飛び込みで自動二輪免許とるぞ!
どうやら私は自分でも気づいていなかったのですが、結構なあがり症だったようです。練習ではできたことが本番になると緊張してしまい、うまく体が動かないんです。これでは飛び込み一発検定には向いてませんねぇ。最初から素直に教習所に通っていれば楽に免許を取得できたものを・・・。この段階ではまだそのことには気づかず、まぁ初めてのチャレンジだし、次は大丈夫だろうという謎の自信だけはあったのです。
そして2回目のチャレンジの日。その日は中型MTの検定に20代くらいの娘さんがお父さんに連れられて来ていました。一見するとおとなしそうな雰囲気の女の子で、とてもバイクに乗るようには見えません。人は見かけによらへんのやなぁ。それに比べてお父さんの方はいかにも大型乗ってます!といった雰囲気で、検定が始まる直前まで熱心に娘さんにアドバイスをしていました。そしていよいよ娘さんの検定が始まりました。さすが熱血お父さんの指導を受けているだけあって順調にコースを進んでいきます。これは合格するんちゃうか?と他の受験生も固唾をのんで見守ります。やがてコースも終盤にさしかかり、後は急制動と障害物の回避をクリアすれば晴れて合格という時、それは起こりました。
ここで少し補足説明をすると、急制動とは急ブレーキをかけて指定されたラインの手前に停止できるかを見極める検定です。しかもそのラインの手前にセンサーが設置されており、野球のスピードガンそっくりな電光掲示板に速度が表示される仕掛けになっています。そのセンサーを通過するときに指定された速度に達していなければやり直し。1度は再チャレンジできるんですが2回目のチャレンジでも指定速度に達していなければ検定中止になってしまいます。確か小型では30km/h以上、中・大型の場合は40km/h以上出さないといけなかったと記憶しています。
急制動ポイントの手前は直線になっていてその直線で充分に加速する必要があります。しかしその直線を進む娘さんのバイクは素人目に見ても明らかなオーバースピードです。エンジンも唸りをあげています。オイオイ、大丈夫か!?怖いなぁ、ヤバイなぁと思っていた矢先、けたたましく路面とゴムが擦れる音、タイヤからの煙。娘さんのバイクは強くブレーキをかけすぎたためにタイヤがロックしてしまい、恐怖からハンドルを切ったのかそのまま横倒しになってコース上を滑走していきました。試験官が無線室から飛び出します。熱血お父さんも慌ててダッシュ。我々受験生もその場に駆け付けました。娘さんはぐったりと地面に横たわっていて、膝からは出血しているようでした。これはえらいこっちゃ!

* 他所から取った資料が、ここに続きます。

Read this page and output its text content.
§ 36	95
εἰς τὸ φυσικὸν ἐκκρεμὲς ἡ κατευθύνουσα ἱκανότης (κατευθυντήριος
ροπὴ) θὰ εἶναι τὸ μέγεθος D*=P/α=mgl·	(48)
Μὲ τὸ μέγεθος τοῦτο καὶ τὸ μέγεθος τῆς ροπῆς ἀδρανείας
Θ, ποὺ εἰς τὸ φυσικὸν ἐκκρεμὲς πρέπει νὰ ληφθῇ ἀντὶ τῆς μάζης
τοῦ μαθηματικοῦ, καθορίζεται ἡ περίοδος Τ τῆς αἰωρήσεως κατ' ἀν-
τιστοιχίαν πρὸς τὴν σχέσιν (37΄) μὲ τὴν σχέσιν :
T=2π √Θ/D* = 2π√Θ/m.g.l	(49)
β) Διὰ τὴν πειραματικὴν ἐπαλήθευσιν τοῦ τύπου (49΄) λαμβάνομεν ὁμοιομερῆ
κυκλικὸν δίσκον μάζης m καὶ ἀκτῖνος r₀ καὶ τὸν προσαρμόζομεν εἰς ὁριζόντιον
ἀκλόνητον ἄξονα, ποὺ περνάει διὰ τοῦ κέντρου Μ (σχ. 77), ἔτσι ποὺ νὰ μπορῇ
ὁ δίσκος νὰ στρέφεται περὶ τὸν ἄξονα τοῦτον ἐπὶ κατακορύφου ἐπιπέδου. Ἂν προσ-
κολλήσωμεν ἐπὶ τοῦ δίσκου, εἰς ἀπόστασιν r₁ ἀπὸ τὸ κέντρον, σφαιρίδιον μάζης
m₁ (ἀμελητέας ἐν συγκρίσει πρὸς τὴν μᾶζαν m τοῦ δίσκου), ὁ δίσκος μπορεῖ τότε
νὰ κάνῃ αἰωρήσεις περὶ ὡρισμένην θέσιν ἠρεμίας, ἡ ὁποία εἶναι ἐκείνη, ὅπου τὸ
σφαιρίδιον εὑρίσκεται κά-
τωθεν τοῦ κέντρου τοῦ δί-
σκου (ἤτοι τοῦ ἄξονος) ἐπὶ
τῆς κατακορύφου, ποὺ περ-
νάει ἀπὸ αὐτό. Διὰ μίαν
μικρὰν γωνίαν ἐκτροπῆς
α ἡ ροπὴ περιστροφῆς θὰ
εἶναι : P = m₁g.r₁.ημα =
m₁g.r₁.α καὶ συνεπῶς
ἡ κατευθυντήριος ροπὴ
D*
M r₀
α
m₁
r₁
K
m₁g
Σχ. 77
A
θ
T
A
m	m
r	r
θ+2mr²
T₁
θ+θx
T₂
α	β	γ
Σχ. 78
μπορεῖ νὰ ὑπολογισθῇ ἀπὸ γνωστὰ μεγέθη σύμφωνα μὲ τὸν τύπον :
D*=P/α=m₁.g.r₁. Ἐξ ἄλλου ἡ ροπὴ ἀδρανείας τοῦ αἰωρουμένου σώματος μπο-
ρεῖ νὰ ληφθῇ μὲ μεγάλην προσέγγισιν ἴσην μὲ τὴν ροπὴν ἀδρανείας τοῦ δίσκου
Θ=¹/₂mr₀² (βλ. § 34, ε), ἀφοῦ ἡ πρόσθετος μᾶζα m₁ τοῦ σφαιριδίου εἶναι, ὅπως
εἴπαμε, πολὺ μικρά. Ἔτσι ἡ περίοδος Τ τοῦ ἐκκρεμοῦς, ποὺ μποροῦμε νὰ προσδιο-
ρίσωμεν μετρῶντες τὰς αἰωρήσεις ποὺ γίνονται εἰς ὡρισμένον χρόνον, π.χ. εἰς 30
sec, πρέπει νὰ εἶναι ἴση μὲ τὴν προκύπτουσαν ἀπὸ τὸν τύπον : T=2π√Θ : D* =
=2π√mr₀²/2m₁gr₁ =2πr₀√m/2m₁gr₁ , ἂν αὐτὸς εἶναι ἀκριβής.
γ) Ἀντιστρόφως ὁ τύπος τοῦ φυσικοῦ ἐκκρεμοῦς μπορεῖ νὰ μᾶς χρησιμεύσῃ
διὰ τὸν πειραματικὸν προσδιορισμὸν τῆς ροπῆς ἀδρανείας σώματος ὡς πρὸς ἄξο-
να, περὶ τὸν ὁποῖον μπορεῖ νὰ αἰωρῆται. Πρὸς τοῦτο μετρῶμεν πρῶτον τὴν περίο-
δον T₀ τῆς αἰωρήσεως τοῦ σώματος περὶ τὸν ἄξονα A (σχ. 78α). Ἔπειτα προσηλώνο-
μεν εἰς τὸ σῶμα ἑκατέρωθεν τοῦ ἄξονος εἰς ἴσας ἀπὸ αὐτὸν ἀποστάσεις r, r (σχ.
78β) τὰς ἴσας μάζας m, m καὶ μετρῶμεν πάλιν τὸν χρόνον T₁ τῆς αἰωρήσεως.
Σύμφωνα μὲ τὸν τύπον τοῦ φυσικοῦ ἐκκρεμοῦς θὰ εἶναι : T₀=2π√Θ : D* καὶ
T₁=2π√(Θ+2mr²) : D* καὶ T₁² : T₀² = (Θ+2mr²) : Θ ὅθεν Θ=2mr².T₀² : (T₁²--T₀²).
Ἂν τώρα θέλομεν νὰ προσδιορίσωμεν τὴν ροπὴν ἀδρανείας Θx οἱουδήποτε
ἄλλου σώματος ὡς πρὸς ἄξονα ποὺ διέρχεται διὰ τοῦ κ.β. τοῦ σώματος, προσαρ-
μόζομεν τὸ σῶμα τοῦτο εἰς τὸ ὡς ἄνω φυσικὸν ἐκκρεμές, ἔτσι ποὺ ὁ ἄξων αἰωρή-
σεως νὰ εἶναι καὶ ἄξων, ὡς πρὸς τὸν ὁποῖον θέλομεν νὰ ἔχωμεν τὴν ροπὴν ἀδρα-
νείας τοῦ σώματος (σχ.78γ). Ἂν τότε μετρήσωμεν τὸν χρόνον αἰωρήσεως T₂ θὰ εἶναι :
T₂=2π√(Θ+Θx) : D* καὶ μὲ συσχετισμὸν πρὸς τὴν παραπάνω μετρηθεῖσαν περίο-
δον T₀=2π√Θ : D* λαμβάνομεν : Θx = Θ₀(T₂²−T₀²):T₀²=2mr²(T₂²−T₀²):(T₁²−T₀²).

二輪検定コースの隣は原付のコースになっていて、そこからも指導員のおじさんが走ってきます。試験官が救急車を手配し、検定コース内には救急車が入れないため、娘さんは急遽試験官が運転する四輪の検定用の車に乗せられて試験場の玄関まで運ばれて行きました。この出来事がきっかけで、その後私の中では急制動がトラウマになってしまい、なかなかスピードに乗れなくなってしまったのでした。
原付コースの指導員のおっちゃんと顔を見合わせ「大変でしたねぇ。」と妙な連帯感を感じつつ世間話をしていると、どんな流れなのかは忘れてしまいましたが「わし、昔白バイに乗ってたんや~」という話になりました。そうやったんや・・・。てっきりボランティアのおっちゃんやとばかり思ってたけど、案外昔は強面の白バイ隊員やったんかもしれへんなぁ。そういえば元白バイ隊員やった指導員の股間に、ウチの息子は原付スクーターで突っ込んだんやなぁ・・・。おっちゃん、許してな。